From February 4-6, 2019, the NCBI will help with a data science hackathon at the Fred Hutchinson Cancer Research Center in Seattle. To apply, complete this form (approximately 10 minutes to complete). Initial applications are due Friday, January 11th by 11 pm ET.
The hackathon will focus on genomics as well as general data science. This event is for researchers, including students and postdocs, who have already engaged in the use of large datasets or in the development of pipelines for analyses from high-throughput experiments. Some projects are available to other non-scientific developers, mathematicians, or librarians.
BLAST+ 2.8.1 is now available for download from our FTP site. This the first production release of standalone BLAST to support the new BLAST v5 databases (BLASTDBv5), which are also now available. The new databases have taxonomy information for the database sequences built-in.

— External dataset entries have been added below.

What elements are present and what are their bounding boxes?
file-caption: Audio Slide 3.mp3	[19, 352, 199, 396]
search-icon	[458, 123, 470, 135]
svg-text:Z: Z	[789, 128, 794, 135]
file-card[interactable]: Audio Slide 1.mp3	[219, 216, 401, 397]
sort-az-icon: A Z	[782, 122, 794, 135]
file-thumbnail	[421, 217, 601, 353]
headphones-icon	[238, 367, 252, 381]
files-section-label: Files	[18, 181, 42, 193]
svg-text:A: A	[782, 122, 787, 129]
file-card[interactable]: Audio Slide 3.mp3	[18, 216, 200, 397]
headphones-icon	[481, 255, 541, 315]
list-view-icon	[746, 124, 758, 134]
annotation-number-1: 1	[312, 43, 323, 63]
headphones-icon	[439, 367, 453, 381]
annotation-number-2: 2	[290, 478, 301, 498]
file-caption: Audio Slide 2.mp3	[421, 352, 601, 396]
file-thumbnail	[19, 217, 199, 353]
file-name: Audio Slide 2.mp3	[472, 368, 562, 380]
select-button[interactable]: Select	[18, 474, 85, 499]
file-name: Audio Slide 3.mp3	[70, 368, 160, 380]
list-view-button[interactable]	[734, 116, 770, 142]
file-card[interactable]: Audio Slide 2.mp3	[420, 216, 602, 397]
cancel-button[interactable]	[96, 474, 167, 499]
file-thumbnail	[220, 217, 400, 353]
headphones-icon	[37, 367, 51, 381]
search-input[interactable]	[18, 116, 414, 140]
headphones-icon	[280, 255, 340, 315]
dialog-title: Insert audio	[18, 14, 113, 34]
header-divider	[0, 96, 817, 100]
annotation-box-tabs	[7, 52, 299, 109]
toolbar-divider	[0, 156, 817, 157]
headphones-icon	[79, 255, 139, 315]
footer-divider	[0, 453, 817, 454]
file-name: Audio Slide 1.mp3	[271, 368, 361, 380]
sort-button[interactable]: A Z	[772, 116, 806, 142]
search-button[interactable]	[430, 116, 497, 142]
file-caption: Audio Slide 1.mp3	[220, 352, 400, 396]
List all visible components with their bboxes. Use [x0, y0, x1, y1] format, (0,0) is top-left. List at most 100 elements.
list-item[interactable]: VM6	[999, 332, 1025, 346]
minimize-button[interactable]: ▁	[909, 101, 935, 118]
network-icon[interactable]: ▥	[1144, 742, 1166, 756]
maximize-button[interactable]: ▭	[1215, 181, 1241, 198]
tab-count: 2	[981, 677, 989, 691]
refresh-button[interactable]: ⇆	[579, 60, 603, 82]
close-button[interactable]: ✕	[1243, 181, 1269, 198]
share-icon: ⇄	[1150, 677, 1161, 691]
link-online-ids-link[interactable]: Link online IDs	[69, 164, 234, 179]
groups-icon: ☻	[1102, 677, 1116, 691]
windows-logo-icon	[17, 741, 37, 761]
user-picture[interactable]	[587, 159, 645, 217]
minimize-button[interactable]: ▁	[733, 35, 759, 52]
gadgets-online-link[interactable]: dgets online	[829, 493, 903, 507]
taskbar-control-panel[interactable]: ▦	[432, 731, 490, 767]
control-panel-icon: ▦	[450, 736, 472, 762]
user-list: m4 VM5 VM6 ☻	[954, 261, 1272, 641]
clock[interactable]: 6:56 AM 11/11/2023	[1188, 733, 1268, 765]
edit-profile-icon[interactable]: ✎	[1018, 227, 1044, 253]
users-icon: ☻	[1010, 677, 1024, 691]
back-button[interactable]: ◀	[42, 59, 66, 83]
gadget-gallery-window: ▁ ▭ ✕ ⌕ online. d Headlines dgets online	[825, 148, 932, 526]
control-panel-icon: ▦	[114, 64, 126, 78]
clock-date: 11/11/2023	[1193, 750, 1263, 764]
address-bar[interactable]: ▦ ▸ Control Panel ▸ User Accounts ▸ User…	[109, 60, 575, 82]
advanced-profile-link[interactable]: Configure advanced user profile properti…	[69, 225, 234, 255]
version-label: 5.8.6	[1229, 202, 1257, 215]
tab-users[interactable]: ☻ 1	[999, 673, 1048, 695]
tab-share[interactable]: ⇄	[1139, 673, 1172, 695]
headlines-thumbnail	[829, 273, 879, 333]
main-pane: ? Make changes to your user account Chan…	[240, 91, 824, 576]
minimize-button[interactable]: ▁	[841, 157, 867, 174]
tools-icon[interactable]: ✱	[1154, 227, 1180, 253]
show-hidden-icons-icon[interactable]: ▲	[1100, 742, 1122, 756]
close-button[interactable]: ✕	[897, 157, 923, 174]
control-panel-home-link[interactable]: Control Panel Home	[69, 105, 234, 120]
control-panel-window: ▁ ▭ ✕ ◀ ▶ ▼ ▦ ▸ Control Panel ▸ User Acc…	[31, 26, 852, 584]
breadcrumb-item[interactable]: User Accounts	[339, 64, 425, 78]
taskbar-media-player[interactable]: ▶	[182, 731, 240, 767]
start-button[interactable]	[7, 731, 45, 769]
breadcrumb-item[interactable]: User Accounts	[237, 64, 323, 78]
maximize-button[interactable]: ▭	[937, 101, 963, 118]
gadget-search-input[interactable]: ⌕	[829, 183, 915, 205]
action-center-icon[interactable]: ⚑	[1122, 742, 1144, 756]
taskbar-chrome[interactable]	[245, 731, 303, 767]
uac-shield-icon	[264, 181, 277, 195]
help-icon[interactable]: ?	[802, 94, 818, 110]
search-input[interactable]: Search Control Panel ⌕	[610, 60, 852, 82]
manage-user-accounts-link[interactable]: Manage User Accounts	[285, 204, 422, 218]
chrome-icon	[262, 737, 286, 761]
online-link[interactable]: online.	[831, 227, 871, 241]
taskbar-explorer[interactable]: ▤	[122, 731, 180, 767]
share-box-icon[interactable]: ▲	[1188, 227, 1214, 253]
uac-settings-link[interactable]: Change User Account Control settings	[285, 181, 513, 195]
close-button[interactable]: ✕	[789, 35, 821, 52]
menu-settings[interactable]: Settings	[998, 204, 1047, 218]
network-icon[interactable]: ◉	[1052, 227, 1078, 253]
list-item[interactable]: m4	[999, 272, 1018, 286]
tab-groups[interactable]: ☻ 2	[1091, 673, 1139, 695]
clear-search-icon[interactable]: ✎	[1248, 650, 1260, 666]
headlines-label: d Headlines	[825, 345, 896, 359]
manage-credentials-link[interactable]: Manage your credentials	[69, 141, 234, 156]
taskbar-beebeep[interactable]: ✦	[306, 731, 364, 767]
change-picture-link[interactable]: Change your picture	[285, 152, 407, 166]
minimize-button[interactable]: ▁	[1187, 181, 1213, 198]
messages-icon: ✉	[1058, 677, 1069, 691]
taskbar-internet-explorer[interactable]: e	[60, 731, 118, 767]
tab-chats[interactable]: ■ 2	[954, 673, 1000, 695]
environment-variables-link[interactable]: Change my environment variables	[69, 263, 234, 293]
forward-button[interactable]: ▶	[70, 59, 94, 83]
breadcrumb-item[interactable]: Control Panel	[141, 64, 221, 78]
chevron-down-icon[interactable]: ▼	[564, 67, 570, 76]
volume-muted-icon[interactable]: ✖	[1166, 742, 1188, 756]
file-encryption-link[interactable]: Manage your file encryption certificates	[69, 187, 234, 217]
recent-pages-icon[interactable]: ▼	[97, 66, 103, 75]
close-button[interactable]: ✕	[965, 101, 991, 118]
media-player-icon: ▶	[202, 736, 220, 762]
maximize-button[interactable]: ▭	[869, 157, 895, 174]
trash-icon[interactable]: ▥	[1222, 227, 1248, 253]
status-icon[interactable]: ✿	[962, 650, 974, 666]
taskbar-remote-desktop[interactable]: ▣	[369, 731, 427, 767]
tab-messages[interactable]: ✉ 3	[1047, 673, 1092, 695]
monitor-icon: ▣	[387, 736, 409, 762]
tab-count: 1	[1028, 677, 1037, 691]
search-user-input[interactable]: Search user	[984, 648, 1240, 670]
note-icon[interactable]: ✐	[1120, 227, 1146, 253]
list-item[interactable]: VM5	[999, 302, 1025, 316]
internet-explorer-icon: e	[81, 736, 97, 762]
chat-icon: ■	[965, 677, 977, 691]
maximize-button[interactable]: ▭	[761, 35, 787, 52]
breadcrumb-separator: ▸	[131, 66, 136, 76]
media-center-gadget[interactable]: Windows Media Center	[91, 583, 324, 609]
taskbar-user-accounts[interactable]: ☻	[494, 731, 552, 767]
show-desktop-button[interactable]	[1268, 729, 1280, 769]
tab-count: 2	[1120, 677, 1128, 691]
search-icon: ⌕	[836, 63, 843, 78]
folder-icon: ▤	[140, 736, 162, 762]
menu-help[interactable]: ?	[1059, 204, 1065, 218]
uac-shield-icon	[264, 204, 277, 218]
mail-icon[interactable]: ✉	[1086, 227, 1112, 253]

This gives you the following important advantages over the v4 databases.
The ability to limit your search by taxonomic group — species level as well as higher taxa.
Improved performance when limiting BLAST search with accessions.
Retrieval of sequences by taxonomic group from a BLAST database with blastdbcmd.
There are some additional enhancements to the search program options.
A new option (-subject_besthit) culls HSPs on a per subject sequence basis by removing HSPs that are completely enveloped by another HSP. This is an experimental option and is subject to change.
Use of the -max_target_seqs option for formats 0-4 is now allowed. The number of alignments and descriptions will be set to the max_target_seqs.
BLAST now issues a warning about the possibility not seeing all equivalent matches if -max_target_seqs is set to less than five.